Wallace Shawn, the "homunculus" of Woody Allen's "Annie Hall," laments early in the film that people at parties lose interest in him when he reveals that he teaches Latin for a living. Andre Gregory examines his relationship with the doorman who guards his building. Gregory greets him by his first name, whereas the doorman is compelled by cultural convention to call him "Mr. Gregory." This, opines Andre, manifests a form of "slavery" and represents one more sign of our descent, in 1981, into fascism. Wally, it's true, professes contentment with the modest life he leads with his girlfriend Debbie, counting the twin blessings of an electric blanket in winter and morning coffee that on most days does not have a roach swimming in it. But he also says that he is "just trying to survive from one day to the next."
Of the two, Gregory does by far most of the talking. As in real life, he has recently resurfaced after a long disappearance that was forced on him by a deep personal crisis, an inability to see any value in anything that he was doing, including his work as a director. He recounts all of his New Age adventures, while Wally alternates between two expressions -- a bemused smile and a look of grave concern. In the adventures, which include a mock burial alive, Andre almost always ends up crying uncontrollably. So when he also recounts that after his mother died he found himself in a paroxysm of grief, it seems that everything in his life has been "flattened," the death of his mother no more important than the flowers he encountered in a Scottish forest that may have set him off on a crying jag.
Further, one wants to ask Andre to paint for us a picture of the new and untainted world to which he aspires. We doubt that it exists beyond a few hippie experiments; we doubt that we can all bring the Spirit of Woodstock home to our moms in suburbia.
A curious shift in my perspective on the film came over me however around the time when the elderly waiter (played by a European actor who died in 1983) clears the table for espresso. Shawn, having grown increasingly upset with his friend, engages more aggressively on some of his views, and the conversation turns into a coherent contest between a scientific/materialist view of the world, held by Shawn, and a spiritual/transcendental view held by Gregory. By the end of the film it seems that Gregory has shaken his friend out of his complacency, that Shawn can see that he is compelled to busy himself with quotidian tasks because, if he quiets his mind, he will be filled with existential dread. Andre, whose highest goal is authenticity, has succeeded in having an authentic conversation in a most unlikely venue, and Shawn will not soon forget the experience.

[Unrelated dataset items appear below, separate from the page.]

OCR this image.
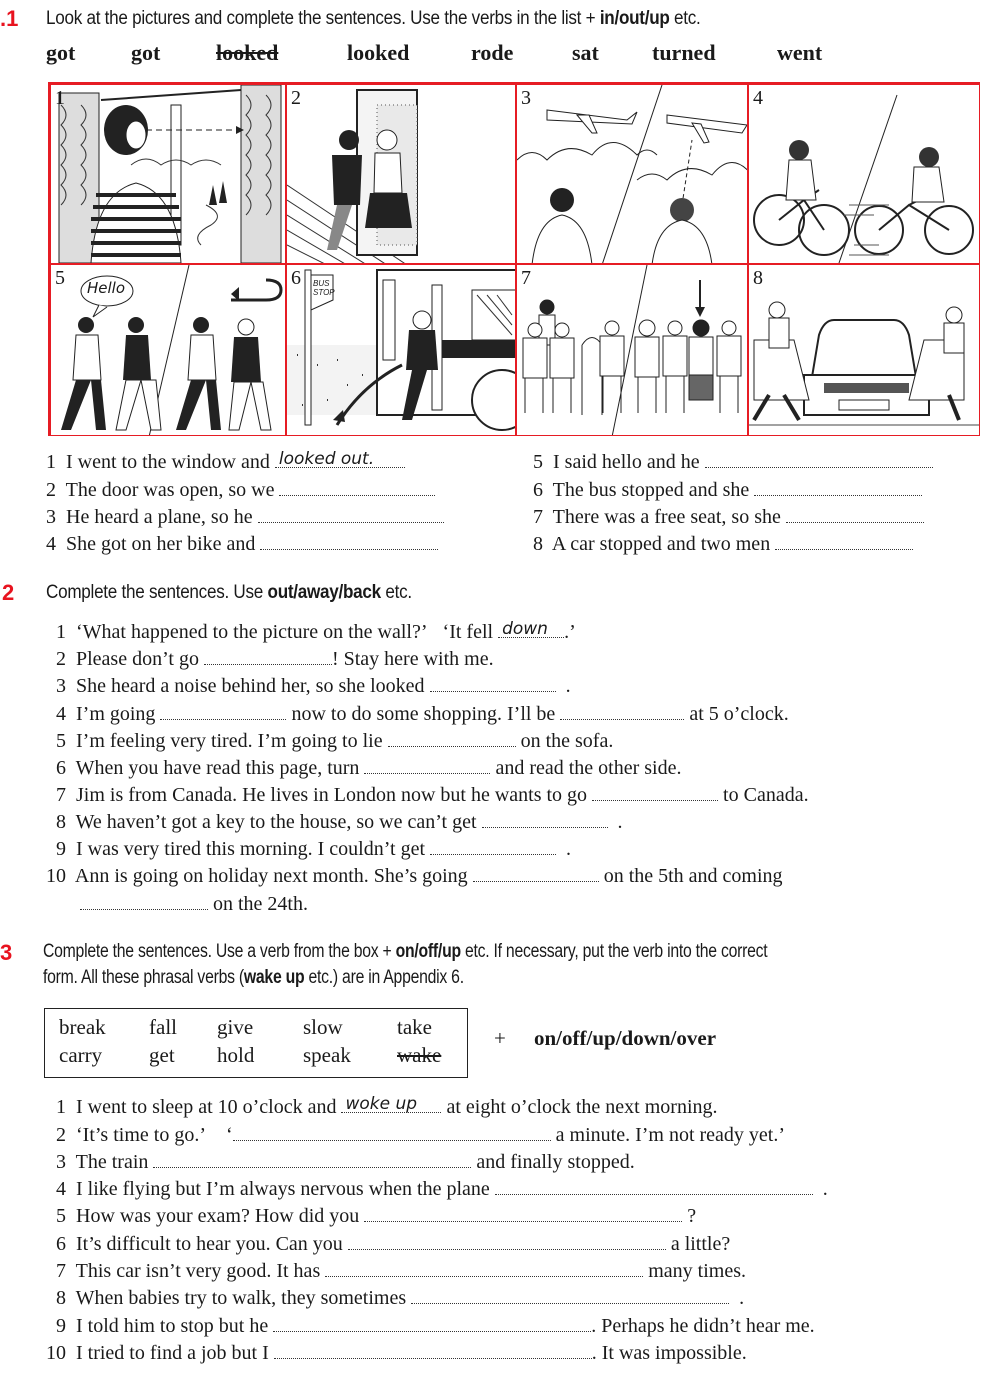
.1 Look at the pictures and complete the sentences. Use the verbs in the list + in/out/up etc.
got	got	looked	looked	rode	sat turned	went
1	2	3	4
5 Hello	6 BUS STOP
7	8
1 I went to the window and looked out.
2 The door was open, so we
3 He heard a plane, so he
4 She got on her bike and
5 I said hello and he
6 The bus stopped and she
7 There was a free seat, so she
8 A car stopped and two men
2 Complete the sentences. Use out/away/back etc.
1 ‘What happened to the picture on the wall?’ ‘It fell down .’
2 Please don’t go	! Stay here with me.
3 She heard a noise behind her, so she looked	.
4 I’m going	now to do some shopping. I’ll be	at 5 o’clock.
5 I’m feeling very tired. I’m going to lie	on the sofa.
6 When you have read this page, turn	and read the other side.
7 Jim is from Canada. He lives in London now but he wants to go	to Canada.
8 We haven’t got a key to the house, so we can’t get	.
9 I was very tired this morning. I couldn’t get	.
10 Ann is going on holiday next month. She’s going	on the 5th and coming
on the 24th.
3 Complete the sentences. Use a verb from the box + on/off/up etc. If necessary, put the verb into the correct
form. All these phrasal verbs (wake up etc.) are in Appendix 6.
break fall give slow	take
carry get hold speak wake
+ on/off/up/down/over
1 I went to sleep at 10 o’clock and woke up at eight o’clock the next morning.
2 ‘It’s time to go.’ ‘	a minute. I’m not ready yet.’
3 The train	and finally stopped.
4 I like flying but I’m always nervous when the plane	.
5 How was your exam? How did you	?
6 It’s difficult to hear you. Can you	a little?
7 This car isn’t very good. It has	many times.
8 When babies try to walk, they sometimes	.
9 I told him to stop but he	. Perhaps he didn’t hear me.
10 I tried to find a job but I	. It was impossible.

Shawn and Gregory are both still alive. (Gregory is 88.) It would be a nice experiment to do a sequel to the film. Inevitably, I think, it would do two things. First, and notwithstanding what I said about the film redeeming itself, it would point us back towards the characters' blindness to their relative privilege and comfort. By now, having experienced 9/11, Covid, a Trump presidency and a world-historical war in Europe, our friends would have to approach the world in which we live with more humility and gravitas. Like the rest of us, they would be beaten down by events; their perspective might be more like that of the European civilians of a certain age who managed to survive World War II than that of elite American theatre artists in 1981.
More importantly, a sequel would have to underscore the extent to which our politics and our culture have crumbled in the two generations that have intervened. It is clear from their real-life biographies that Wally and Andre will have migrated not to a position flying high above our travails, from which vantage point they can comment wisely and with empathy upon them. Rather, they will be walled off in the progressive tribe. In 1981, the "flyover" Americans with rare exceptions did not watch "My Dinner with Andre," but in principle most of them would have seen the two protagonists as amusing eccentrics in the mold of the same Woody Allen. Now, half of the country would actively despise them for their views, and they would, of course, actively despise the despisers in return.
And what of those views? How can it be that two such proudly liberal, hyper-educated, sensitive and humane gentlemen in 1981 could have had no space in their capacious minds for the reality of voter suppression, for the coming climate catastrophe, for the necessity of having a black woman at the center of every television commercial, for the sports and bathroom rights of transsexuals? Shall we indict them retroactively for this profound failure to see? And now that they do see, has this evolution really moved our country forward on the path to that most important of values -- authenticity?
No, the sequel would be unwatchable.